What is a Real Estate Syndication?
A real estate syndication consists of pooling investor money for the purchase of a specific property. Technically, you are still purchasing shares of the holding company, but for that specific property. Also, syndications are not publicly traded.
Although REITs and real estate syndications both offer passive returns on investments, they have distinct differences that set them apart from one another. Let's look at some of the major differences between REITs and real estate syndications.

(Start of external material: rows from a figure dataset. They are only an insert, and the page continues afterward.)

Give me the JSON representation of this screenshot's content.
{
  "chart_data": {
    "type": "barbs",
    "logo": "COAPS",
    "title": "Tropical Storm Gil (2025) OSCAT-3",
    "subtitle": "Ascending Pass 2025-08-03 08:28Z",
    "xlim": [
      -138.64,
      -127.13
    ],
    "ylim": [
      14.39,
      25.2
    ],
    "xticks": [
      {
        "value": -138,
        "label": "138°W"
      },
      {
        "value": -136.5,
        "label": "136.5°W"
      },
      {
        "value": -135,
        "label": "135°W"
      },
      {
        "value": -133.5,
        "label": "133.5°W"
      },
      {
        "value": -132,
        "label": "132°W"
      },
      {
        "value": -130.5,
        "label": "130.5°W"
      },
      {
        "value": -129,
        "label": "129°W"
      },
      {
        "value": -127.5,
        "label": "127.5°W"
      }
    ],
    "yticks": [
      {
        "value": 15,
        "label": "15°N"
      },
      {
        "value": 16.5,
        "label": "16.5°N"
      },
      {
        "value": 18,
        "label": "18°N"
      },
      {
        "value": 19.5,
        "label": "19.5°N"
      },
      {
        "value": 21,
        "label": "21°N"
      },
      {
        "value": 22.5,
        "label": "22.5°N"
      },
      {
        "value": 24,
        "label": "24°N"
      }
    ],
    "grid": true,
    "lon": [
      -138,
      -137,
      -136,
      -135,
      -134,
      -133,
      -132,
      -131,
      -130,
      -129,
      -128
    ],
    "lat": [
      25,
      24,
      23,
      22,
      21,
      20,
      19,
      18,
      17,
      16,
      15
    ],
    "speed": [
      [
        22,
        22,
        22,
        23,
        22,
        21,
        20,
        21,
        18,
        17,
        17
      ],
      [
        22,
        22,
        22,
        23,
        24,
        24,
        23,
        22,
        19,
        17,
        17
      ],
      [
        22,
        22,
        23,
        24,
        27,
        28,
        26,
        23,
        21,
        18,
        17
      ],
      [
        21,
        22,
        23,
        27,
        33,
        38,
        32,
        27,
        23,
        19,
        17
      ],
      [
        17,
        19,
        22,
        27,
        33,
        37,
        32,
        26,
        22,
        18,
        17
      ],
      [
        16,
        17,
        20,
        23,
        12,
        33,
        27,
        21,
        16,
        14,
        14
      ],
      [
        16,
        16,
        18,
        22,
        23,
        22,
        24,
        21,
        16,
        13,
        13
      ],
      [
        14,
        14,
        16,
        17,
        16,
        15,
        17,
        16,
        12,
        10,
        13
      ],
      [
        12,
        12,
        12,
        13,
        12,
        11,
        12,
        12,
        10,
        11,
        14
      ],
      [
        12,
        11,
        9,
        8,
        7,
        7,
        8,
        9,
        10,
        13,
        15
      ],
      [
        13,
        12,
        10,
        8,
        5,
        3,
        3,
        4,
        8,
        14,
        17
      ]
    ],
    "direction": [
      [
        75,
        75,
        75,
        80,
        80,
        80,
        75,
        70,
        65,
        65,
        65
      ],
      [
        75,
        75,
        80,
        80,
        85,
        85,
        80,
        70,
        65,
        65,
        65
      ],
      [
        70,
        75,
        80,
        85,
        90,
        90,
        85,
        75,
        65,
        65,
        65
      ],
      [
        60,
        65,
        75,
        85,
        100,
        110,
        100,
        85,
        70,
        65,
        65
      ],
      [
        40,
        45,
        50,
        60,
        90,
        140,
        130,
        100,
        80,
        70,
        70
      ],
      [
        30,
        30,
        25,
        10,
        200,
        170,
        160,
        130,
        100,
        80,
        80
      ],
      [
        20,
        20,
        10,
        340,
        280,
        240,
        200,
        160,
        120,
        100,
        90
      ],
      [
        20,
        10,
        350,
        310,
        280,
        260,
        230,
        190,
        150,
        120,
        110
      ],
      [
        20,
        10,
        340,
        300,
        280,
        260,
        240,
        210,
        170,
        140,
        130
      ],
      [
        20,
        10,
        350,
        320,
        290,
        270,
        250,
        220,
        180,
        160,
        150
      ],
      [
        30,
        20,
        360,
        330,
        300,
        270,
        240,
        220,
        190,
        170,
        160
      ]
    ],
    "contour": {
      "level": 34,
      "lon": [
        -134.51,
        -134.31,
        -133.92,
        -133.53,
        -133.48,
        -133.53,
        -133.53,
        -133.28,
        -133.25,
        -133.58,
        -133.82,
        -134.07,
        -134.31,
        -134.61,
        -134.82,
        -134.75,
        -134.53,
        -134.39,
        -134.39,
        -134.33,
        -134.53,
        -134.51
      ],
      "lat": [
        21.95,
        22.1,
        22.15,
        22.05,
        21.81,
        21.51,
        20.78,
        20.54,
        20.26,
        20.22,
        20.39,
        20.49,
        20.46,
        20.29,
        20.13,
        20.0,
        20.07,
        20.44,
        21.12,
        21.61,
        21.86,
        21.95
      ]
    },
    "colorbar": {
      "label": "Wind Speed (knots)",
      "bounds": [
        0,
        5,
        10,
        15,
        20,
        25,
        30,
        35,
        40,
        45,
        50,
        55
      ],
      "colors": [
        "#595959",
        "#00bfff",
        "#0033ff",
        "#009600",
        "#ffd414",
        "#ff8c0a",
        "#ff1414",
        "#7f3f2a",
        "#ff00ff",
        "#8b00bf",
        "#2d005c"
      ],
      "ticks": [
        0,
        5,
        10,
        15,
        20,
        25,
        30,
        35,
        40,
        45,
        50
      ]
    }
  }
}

Capital Required to Invest
A major difference between REITs and real estate syndications is the amount of capital required to participate in a given opportunity. REIT shares can be found on the stock exchange for as low as a few dollars a share. Real estate syndications often have a minimum investment amount of $25K or more.
Access to Opportunities
As mentioned above, REITs can be found on the stock exchange, making them easy to find and invest in. In the majority of instances, real estate syndications fall under Regulation D, which can be accessed in 2 different ways. The first, a 506b offering, does not allow for advertising. The only way for an investor to gain access to this type of real estate syndication would require a pre-existing relationship with the syndication's sponsor. The second, a 506c, allows advertising but require investors to be accredited, which means they are only available to investors who meet specific financial requirements.
Ownership
Investing in REITs does not offer ownership in any specific properties. Instead, the ownership is in the form of shares in the REIT holding company itself, just like buying shares in any other publicly traded company such as Apple or Microsoft. On the other hand, investing in a real estate syndication gives investors ownership via the ownership entity for a specific property. (Again, the fund model in syndication is somewhat of a hybrid.)
Liquidity
REITs can be bought and sold at any time making it a liquid asset. Real estate syndications do not offer this same liquidity and have given hold periods written into the business plan, typically 3-5 years. During this hold period, an investors' money is tied up in the property.
Tax Benefits
Tax benefits are a driving factor for many real estate investors. REITs don't offer the same benefits that real estate syndications do. The money paid to investors from REITs is considered dividend income which leads to a bigger tax bill, whereas real estate syndications allow for taxable income reductions due to the asset's depreciation. That same depreciation is factored in prior to receiving dividends from REIT investments, so REITs do not offer the ability to offset your income at tax time like real estate syndications do.
Returns
Returns on any given investment will vary for a variety of reasons, including the type of asset, hold time, who invests, and the timing of the investment. That being said, after accounting for cash flow and sale proceeds, real estate syndications have historically provided higher returns than REITs.
Disclaimer: The information provided in this post is for educational purposes only and should not be considered as advice. Always consult with a qualified professional before making any financial decisions.